AACR Day 1
The American Association for Cancer Research (AACR) yearly meeting is happening in Chicago this week! Twenty thousand cancer researchers have gathered to discuss the latest cancer research findings, which will hopefully be translated into life-saving treatments for cancer patients. This year, for the first time, CoMMpass findings are featured in three reports at this meeting.
Day 1
Myeloma researchers at Winship Cancer Institute of Emory University may have discovered a new drug target, named syntenin, for treatment of myeloma. Using the CoMMpass study dataset, they have shown that patients who have a higher amount of syntenin protein tend to have shorter progression free survival, in other words, they spend a shorter time in remission after starting a new treatment.

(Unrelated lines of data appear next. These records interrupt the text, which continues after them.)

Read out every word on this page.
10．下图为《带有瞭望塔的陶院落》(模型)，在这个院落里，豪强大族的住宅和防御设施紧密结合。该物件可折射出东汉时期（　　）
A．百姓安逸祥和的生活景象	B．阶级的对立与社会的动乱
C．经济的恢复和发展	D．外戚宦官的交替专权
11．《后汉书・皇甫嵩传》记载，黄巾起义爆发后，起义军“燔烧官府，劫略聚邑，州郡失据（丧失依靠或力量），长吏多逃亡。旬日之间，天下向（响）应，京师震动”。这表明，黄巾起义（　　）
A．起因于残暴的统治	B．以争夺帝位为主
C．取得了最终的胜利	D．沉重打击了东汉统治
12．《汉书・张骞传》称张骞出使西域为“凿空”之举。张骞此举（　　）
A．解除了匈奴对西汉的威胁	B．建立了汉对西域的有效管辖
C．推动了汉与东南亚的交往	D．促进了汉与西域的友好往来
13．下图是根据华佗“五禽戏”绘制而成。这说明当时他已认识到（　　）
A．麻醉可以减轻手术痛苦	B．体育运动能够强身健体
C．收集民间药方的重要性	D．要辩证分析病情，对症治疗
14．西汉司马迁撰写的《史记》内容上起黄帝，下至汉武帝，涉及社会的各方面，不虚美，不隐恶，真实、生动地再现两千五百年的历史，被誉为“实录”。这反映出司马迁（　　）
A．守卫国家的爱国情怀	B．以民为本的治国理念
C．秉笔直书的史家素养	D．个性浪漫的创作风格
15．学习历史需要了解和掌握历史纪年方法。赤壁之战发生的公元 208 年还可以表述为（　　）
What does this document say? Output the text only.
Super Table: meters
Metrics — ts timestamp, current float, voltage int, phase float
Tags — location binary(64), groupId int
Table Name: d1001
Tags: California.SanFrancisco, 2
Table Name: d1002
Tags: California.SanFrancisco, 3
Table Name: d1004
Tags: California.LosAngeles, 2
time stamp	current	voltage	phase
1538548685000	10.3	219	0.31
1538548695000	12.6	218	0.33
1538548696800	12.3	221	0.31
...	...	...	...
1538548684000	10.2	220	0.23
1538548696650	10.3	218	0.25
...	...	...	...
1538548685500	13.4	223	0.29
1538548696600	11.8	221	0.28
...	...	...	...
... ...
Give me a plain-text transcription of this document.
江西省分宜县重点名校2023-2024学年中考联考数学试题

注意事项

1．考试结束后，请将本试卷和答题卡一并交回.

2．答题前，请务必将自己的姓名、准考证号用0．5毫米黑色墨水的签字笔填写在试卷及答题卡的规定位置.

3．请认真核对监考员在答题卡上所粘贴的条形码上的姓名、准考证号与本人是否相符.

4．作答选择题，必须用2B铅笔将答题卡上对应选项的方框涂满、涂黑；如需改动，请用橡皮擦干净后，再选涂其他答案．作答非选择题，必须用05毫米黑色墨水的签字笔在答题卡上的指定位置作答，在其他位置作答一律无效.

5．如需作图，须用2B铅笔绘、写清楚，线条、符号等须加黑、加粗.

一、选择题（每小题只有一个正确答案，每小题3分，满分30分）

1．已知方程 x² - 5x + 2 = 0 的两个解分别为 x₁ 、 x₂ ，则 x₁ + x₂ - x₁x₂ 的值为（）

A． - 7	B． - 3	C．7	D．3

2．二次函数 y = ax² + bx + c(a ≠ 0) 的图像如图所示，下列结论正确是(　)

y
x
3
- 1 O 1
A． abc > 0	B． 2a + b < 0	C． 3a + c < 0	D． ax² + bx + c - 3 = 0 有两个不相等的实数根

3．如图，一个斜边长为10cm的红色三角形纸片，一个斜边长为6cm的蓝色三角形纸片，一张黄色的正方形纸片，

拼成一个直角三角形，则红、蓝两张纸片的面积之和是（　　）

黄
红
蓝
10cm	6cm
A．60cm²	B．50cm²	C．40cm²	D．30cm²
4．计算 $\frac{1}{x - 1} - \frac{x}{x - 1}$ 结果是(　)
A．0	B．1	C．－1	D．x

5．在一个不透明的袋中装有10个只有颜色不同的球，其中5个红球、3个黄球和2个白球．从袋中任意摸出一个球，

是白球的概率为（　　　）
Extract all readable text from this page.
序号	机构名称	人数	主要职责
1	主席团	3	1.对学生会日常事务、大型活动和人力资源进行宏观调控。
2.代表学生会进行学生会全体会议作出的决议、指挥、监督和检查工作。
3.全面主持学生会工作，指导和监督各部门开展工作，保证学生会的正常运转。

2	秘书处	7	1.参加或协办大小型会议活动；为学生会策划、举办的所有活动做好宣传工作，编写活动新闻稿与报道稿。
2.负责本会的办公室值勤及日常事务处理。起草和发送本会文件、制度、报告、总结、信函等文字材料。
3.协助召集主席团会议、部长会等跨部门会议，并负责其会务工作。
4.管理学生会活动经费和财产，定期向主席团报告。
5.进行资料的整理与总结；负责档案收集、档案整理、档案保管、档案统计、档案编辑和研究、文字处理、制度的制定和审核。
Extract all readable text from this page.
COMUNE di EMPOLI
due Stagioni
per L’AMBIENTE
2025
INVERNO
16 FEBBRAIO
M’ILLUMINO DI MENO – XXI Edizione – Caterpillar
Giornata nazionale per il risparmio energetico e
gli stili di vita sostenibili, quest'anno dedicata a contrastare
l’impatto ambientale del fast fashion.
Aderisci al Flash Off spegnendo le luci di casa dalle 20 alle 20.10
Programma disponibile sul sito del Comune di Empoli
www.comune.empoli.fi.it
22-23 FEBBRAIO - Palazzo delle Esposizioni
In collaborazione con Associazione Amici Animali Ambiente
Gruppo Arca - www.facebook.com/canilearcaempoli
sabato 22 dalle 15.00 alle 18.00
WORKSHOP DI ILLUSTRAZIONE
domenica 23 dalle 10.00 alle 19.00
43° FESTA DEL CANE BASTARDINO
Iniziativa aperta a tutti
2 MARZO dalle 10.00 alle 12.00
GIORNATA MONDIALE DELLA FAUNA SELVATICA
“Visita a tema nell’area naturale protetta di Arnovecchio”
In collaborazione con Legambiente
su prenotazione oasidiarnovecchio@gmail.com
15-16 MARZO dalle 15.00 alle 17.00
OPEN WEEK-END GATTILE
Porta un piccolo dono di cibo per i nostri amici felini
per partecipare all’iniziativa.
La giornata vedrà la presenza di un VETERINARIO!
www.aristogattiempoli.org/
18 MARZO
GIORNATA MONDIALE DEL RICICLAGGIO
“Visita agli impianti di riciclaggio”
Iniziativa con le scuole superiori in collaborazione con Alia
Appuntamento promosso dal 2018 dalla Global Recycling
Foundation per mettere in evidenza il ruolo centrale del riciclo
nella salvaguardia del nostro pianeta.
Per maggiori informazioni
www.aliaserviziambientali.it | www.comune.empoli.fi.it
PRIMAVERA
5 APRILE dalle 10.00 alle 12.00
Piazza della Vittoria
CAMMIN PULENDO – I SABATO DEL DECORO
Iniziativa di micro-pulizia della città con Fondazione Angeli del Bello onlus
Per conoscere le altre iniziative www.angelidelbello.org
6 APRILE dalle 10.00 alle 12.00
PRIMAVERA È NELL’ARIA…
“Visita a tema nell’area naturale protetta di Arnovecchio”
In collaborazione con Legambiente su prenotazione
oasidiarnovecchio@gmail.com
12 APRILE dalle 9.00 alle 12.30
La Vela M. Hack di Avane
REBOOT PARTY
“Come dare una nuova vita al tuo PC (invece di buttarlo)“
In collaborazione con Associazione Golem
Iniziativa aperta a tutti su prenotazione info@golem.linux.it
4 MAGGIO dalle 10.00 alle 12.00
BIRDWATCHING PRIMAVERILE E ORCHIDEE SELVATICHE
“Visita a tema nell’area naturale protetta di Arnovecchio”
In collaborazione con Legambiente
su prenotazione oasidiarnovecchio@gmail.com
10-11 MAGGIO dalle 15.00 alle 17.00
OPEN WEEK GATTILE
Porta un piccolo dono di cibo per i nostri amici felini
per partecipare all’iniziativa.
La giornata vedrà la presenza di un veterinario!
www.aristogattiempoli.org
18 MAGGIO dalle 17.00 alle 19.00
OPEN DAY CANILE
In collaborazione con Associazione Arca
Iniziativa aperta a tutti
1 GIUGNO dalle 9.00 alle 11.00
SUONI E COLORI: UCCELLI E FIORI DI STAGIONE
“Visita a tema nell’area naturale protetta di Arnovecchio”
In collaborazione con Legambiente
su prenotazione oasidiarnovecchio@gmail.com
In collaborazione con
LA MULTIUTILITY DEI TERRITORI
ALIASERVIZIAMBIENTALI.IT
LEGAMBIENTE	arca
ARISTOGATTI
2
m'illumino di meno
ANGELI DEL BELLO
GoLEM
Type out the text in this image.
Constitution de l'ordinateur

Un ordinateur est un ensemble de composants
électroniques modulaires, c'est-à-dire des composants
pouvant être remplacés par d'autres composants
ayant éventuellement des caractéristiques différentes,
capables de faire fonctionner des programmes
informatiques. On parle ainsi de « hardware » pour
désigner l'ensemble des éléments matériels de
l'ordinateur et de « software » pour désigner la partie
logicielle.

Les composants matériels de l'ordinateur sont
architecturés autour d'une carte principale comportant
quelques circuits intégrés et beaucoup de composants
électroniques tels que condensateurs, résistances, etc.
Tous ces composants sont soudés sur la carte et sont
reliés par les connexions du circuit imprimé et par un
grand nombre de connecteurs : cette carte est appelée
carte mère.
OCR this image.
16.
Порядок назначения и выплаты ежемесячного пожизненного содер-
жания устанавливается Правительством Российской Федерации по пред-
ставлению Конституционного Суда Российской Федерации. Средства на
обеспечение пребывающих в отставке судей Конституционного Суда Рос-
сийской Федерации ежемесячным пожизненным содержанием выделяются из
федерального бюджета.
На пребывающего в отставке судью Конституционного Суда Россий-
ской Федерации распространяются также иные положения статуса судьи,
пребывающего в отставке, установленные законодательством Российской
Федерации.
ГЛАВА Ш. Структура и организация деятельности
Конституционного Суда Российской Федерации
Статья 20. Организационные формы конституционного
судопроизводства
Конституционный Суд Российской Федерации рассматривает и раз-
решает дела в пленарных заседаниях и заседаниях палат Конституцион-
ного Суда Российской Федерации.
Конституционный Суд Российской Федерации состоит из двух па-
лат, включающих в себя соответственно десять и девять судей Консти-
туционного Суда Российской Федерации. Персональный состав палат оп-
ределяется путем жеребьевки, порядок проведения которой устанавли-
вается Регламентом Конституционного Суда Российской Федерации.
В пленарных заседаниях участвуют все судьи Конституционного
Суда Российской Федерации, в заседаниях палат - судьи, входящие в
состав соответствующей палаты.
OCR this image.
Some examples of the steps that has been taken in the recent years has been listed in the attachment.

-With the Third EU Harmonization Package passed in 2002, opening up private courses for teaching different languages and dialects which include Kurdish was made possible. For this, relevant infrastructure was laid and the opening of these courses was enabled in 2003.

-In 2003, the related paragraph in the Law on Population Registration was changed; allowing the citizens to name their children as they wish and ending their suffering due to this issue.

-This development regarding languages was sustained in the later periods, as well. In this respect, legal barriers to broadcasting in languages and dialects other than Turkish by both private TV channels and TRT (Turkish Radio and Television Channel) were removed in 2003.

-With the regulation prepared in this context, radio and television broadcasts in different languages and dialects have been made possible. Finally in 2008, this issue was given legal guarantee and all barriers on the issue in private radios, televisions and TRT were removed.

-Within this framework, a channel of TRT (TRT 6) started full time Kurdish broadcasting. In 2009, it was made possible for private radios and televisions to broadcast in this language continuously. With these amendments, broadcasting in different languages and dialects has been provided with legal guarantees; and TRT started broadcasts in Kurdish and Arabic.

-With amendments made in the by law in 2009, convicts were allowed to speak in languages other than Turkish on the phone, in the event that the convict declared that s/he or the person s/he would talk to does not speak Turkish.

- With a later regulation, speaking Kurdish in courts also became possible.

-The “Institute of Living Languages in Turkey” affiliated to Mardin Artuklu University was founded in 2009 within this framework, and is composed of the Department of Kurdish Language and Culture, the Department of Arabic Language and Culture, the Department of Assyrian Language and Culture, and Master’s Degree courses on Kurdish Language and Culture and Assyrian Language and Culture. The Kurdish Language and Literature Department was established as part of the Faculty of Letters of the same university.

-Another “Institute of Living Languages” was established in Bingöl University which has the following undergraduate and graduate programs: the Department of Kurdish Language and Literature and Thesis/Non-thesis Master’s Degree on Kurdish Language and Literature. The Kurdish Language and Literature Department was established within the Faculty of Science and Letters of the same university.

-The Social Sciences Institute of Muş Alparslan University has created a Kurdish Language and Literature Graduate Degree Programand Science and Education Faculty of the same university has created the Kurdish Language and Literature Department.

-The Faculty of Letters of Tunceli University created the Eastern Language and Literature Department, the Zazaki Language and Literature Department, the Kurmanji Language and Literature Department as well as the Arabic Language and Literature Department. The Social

In the laboratory, the researchers have found that
- Syntenin may help myeloma cells survive outside of the bone marrow, which can result in extramedullary disease
- Syntenin appears to allow myeloma cells to become resistant to common myeloma therapies
- If the researchers treat myeloma cells to decrease the amount of syntenin, the cells are once again sensitive to myeloma therapies
These laboratory findings need to be confirmed in the clinic. If researchers can find a new drug to decrease syntenin in patients, it may lengthen the time they are able to stay in remission and decrease the possibility that they will become resistant to therapy.
Making our CoMMpass data freely available to researchers all over the world encourages them to use it to make new discoveries about how myeloma cells work, which may then enable discovery of new myeloma treatments. As we continue to gather valuable patient data in CoMMpass until 2023, these new discoveries will continue to bring myeloma patients closer to a cure.